- Une étude portant sur plus de 110.000 femmes suggère que les médicaments GLP-1 pourraient réduire le risque de cancer du sein.
- Les chercheuses avancent plusieurs explications, notamment la perte de poids et la diminution de l'inflammation.
- Des essais cliniques seront nécessaires pour confirmer ces résultats.
Et si les médicaments stars de la perte de poids avaient aussi un rôle à jouer dans la prévention du cancer ? C'est en tout cas l'hypothèse soulevée par une nouvelle étude présentée lors du congrès annuel 2026 de l'American Society of Clinical Oncology (ASCO), qui suggère une réduction du risque de cancer du sein chez les femmes en surpoids ou obèses, même si des recherches complémentaires restent nécessaires. Pour rappel, en France, les médicaments de la famille des GLP-1, comme Ozempic ou Mounjaro, seront, à partir du 11 juin, remboursés à 65 % par la Sécurité sociale pour les patients souffrant d’obésité sévère.
Une diminution de l'inflammation chronique
D'après un communiqué, les chercheurs ont analysé les données de plus de 110.000 femmes âgées de 45 à 80 ans. Ils ont constaté que les participantes ayant utilisé des traitements anti-obésité présentaient un risque de développer un cancer du sein environ 30 % plus faible que les autres. Cette association a été observée indépendamment de plusieurs facteurs de risque connus, comme l'âge, l'indice de masse corporelle (IMC), la densité mammaire ou encore le diabète.

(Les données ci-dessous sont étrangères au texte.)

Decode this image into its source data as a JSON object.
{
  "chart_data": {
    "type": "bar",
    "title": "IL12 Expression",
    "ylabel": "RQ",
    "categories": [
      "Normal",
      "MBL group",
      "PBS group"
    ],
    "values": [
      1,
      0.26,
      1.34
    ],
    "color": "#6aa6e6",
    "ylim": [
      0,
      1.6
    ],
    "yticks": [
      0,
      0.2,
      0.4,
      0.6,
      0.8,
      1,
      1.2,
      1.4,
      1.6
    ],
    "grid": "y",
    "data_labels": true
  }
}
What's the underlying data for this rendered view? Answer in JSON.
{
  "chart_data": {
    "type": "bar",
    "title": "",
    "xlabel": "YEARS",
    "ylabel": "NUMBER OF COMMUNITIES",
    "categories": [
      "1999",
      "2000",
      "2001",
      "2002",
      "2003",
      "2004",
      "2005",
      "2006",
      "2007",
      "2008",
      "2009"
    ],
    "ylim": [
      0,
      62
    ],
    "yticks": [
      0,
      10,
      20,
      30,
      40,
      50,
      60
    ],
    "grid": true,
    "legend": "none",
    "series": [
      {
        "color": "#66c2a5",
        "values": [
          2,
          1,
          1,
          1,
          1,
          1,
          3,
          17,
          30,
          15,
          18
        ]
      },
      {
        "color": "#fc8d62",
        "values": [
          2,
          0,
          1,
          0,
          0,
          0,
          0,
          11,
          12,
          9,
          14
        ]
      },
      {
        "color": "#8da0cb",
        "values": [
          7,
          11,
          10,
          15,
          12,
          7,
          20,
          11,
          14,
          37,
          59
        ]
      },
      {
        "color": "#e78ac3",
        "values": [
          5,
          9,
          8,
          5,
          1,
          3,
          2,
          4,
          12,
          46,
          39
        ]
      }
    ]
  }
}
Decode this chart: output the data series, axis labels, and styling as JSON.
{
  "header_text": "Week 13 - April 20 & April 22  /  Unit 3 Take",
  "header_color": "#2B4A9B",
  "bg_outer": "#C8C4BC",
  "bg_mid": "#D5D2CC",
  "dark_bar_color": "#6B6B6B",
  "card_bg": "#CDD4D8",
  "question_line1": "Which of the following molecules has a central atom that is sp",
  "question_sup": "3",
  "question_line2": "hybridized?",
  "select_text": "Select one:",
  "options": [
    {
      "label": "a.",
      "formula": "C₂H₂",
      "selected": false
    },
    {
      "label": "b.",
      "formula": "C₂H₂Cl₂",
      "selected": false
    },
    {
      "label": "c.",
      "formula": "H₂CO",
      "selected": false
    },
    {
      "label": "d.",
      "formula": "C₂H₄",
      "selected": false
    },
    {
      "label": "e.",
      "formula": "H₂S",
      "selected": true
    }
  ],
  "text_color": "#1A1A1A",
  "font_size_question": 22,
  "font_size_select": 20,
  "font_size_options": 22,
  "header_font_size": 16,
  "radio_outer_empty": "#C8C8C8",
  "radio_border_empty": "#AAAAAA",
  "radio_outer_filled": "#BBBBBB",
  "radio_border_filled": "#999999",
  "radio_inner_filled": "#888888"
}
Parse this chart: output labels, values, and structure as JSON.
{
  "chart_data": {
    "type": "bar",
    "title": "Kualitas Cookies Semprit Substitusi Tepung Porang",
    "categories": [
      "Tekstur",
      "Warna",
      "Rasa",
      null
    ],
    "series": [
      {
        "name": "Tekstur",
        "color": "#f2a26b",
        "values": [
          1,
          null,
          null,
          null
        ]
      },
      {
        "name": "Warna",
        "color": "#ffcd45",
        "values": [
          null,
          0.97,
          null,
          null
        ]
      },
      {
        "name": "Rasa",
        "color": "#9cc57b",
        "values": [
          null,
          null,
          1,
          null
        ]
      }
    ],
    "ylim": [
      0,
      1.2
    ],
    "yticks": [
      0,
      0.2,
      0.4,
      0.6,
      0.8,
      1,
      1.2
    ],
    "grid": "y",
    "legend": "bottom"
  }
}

Les agonistes du récepteur du GLP-1 agissent en imitant des hormones naturellement produites par l'intestin après les repas. Ils augmentent la sécrétion d'insuline, réduisent l'appétit et favorisent la perte de poids tout en améliorant certains marqueurs métaboliques.
Des mécanismes qui, selon les chercheurs, pourraient expliquer les résultats sur le risque cancéreux. Ils rappellent en effet qu'"il existe de nombreuses preuves montrant que le poids influence le risque de cancer du sein et que les modifications du mode de vie, notamment la perte de poids, peuvent réduire ce risque".
Mais les scientifiques s'intéressent aussi à un autre effet potentiel des traitements amaigrissants : la diminution de l'inflammation chronique. On sait en effet que l'inflammation joue un rôle important dans l'apparition et la progression du cancer du sein. Elizabeth McDonald, professeure de radiologie à la Perelman School of Medicine de l'Université de Pennsylvanie, souligne : "Les médicaments GLP-1 sont fascinants du point de vue de la recherche, car ils n'ont pas été conçus pour traiter le cancer, mais ils agissent sur de nombreuses cibles et voies biologiques associées au développement des cancers."

Des outils potentiels de prévention du cancer
Les auteurs appellent toutefois à la prudence. L'étude est observationnelle et ne permet pas d'établir un lien de causalité direct entre la prise de GLP-1 et la diminution du risque de cancer du sein. Par ailleurs, l'analyse concernait uniquement des femmes en surpoids ou obèses, elle ne peut donc pas être généralisée à l'ensemble de la population féminine. Cela dit, "elle s'ajoute au nombre croissant de preuves suggérant qu'il vaut la peine d'étudier ces médicaments comme outils potentiels de prévention du cancer", précise Elizabeth McDonald. Une récente étude menée sur plus de 20.000 patients suggère par exemple que les médicaments anti-obésité pourraient réduire le risque de métastases dans plusieurs cancers.
Pour aller plus loin, l’équipe souhaite désormais lancer un essai clinique randomisé. L'objectif serait d'évaluer les bénéfices potentiels de ces traitements sur trois fronts : la prévention du cancer, des maladies cardiovasculaires et des changements métaboliques liés à la ménopause.